In the spring of 2011, I collaborated with SoFAB to conduct an oral history project about Lena Richard, one of the first culinary television personalities in New Orleans during the 1940s. As an African American chef in a profession dominated by white men, Richard was an exceptional icon in New Orleans culinary history whose contributions to Creole cuisine are largely forgotten. In partnership with SoFAB, I designed this project to reintroduce Richard’s history to the greater New Orleans community through a permanent exhibit at the museum called Lena Richard: Pioneer in Food TV.
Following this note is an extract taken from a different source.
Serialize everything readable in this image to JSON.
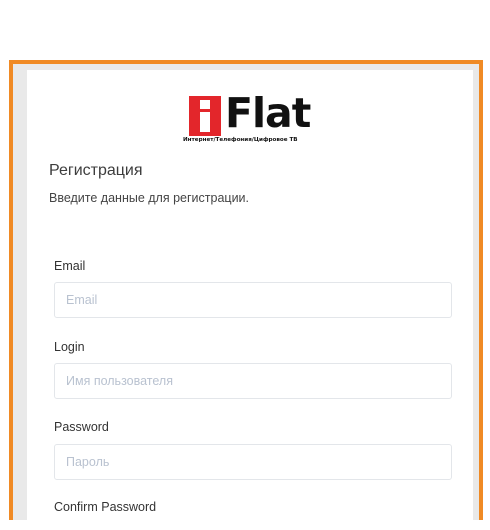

I also wrote a blog to accompany the exhibit in order to engage readers through historical photographs, published articles in the Times-Picayune newspaper, and own experiences cooking from Richard’s cookbook, the New Orleans Cook Book published by Houghton Mifflin in 1940. The goal of the Lena Richard: Pioneer in Food TV blog is to bring Richard’s story to life and connect previously intangible history to individuals’ everyday lives.
In the fall of 2014, I returned to New Orleans for the grand re-opening of SoFAB in the location of the historic Dryades food market. In tandem with this event, I opened the Taste Terroir Tapestries: Interactive Consumption Histories exhibition at the museum. In 2016, I co-authored and article about the Terroir Tapestries in Food and Museums (Bloomsbury Academic).